PISTOIA – Va ascritto al Comune di Pistoia, e in particolare all’assessore Sabella, il merito di aver evidenziato l’importanza di una rete di cammini che permetta la sviluppo di un turismo diverso, più ecocompatibile, e nel contempo alimenti l’economia di zone marginali, creando posti di lavoro laddove mancano. L’appuntamento che si è tenuto lo scorso 16 ottobre nella Sala consiliare del Municipio di Pistoia, dedicato al tema “Turismo sostenibile e cammini: un’occasione di rigenerazione per le aree interne” e a cui hanno partecipato importanti referenti nazionali e regionali, ha indubbiamente sottolineato come Pistoia possa diventare un crocevia importante dei Cammini e come sia prioritario il tema del recupero e della manutenzione degli antichi percorsi che hanno attraversato e che attraversano il nostro territorio, per valorizzare, secondo l’opinione del sindaco Alessandro Tomasi, la particolarità territoriale delle nostre aree interne.
Camminare un’idea anche per il futuro
Il futuro, come ha affermato l’assessore Sabella è andare a piedi, per dare opportunità economiche anche a chi vive nelle aree interne e Paolo Piacentini, consigliere del Ministro per i cammini e gli itinerari culturali, ha sostenuto che anche le Ferrovie dello Stato stanno pensando di mettere a disposizione alcune tratte ferroviarie “in agonia” al servizio del Cammini stessi.
Notizie interessanti sui risvolti economici dell’andare a piedi sono state date da Yuri Basilicò (Va’ Sentiero – Storie di terre alte), da Vito Paticchia (CAI Bologna – Via della lana e della Seta) e da Stefano Lorenzi (Appennino slow – Tour operator della Via degli dei), a dimostrazione del fatto che questo potrebbe essere la filosofia turistica del futuro.
Ancora molte le criticità
Questa vera e propria esplosione dei Cammini, se da una parte apre un panorama fino a pochi anni fa impensabile, dall’altra palesa molte criticità. Già il moderatore, Gianluca Bambi (Università di Firenze), ha rilevato come manchino linee guida nazionali in proposito e come ogni Amministrazione regionale decida in materia per conto proprio e lo stesso Basilicò ha parlato della necessità di stimolare una imprenditoria dal basso e di avvicinare i giovani che attualmente sono poco numerosi.

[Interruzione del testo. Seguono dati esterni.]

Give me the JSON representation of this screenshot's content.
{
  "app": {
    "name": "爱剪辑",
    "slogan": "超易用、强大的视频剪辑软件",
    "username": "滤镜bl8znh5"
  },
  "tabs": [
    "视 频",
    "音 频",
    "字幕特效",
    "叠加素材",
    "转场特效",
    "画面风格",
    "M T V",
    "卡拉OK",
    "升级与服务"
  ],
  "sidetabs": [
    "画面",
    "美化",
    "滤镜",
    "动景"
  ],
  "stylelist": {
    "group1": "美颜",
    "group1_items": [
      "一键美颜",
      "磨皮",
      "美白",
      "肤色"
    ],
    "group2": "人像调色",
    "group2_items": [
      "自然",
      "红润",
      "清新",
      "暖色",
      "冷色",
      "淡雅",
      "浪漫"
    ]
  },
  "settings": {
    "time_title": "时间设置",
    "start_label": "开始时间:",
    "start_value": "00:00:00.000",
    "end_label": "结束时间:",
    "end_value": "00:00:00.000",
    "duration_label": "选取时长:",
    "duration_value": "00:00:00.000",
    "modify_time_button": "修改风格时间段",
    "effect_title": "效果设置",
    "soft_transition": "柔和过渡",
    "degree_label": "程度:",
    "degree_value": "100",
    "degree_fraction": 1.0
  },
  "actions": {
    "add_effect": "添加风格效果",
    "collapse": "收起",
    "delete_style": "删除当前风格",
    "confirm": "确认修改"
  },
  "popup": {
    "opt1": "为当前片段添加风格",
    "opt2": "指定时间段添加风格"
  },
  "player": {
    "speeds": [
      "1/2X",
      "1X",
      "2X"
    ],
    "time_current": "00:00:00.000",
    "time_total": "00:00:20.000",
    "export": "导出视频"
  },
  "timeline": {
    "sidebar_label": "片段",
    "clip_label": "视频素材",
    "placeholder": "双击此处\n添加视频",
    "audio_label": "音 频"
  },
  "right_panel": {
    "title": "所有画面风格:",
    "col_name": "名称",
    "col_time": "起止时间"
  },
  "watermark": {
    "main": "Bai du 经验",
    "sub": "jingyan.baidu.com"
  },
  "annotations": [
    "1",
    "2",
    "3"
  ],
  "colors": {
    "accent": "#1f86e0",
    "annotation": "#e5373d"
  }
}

Ma per realizzare questo tipo di escursionismo lento occorrono soprattutto strutture di riferimento, servizi di supporto (pensiamo alle e-bike o ai cavalli), scelte urbanistiche precise per consentire la realizzazione di punti di appoggio leggeri, modifiche ai regolamenti forestali per permettere ai pellegrini di godere della bellezza dei boschi, attualmente abbandonati e, ma non per ultimo problema, l’esigenza di una manutenzione costante.
La mancanza di giovani
A questo proposito si è recriminata la mancanza di giovani e non si può nemmeno pensare che la manutenzione dei tracciati impegni esclusivamente il volontariato, che sta vivendo una grande crisi, sia perché gli attuali volontari sono anagraficamente attempati, sia perché molte oggi sono le spese vive che un volontario deve sostenere anche per fare piccoli interventi, senza contare il tempo che ogni Associazione deve impiegare per le troppe e anacronistiche beghe burocratiche.
Quindi non basta un evento di inaugurazione per fare di un percorso un’occasione turistica strutturale; ci vuole ben altro.
L’Ippovia di San Jacopo: un esempio da non seguire
E se l’intenzione è lodevole e giusta occorre il fattivo impegno della politica, delle varie amministrazioni locali e regionali ed un intento riformatore condiviso da sindaci, assessori e uffici tecnici comunali. I grandi progetti, infatti, spesso scivolano su bucce di banana, come è successo per l’Ippovia di S.Jacopo, che avrebbe dovuto percorrere l’intero periplo montano che circonda la piana pistoiese-pratese e fiorentina e offrire occasioni di lavoro a diversi punti tappa dislocati lungo il percorso, ma che giace inerte negli uffici comunali pistoiesi da otto anni.
Meno vincoli burocratici
Infine, come ha detto un giovane agricoltore di Orsigna Tommaso Corrieri, che è intervenuto nel dibattito, per favorire la resilienza dei giovani in montagna occorre liberare la strada dai troppi vincoli burocratici e dallo strabismo istituzionale che da una parte concede e dall’altra limita e che di fatto non consente di pianificare una vita in montagna per la presenza di troppi lacci e laccioli che proteggono tutto (animali, piante ecc) fuorché chi desidera viverci e trarci degli onesti profitti.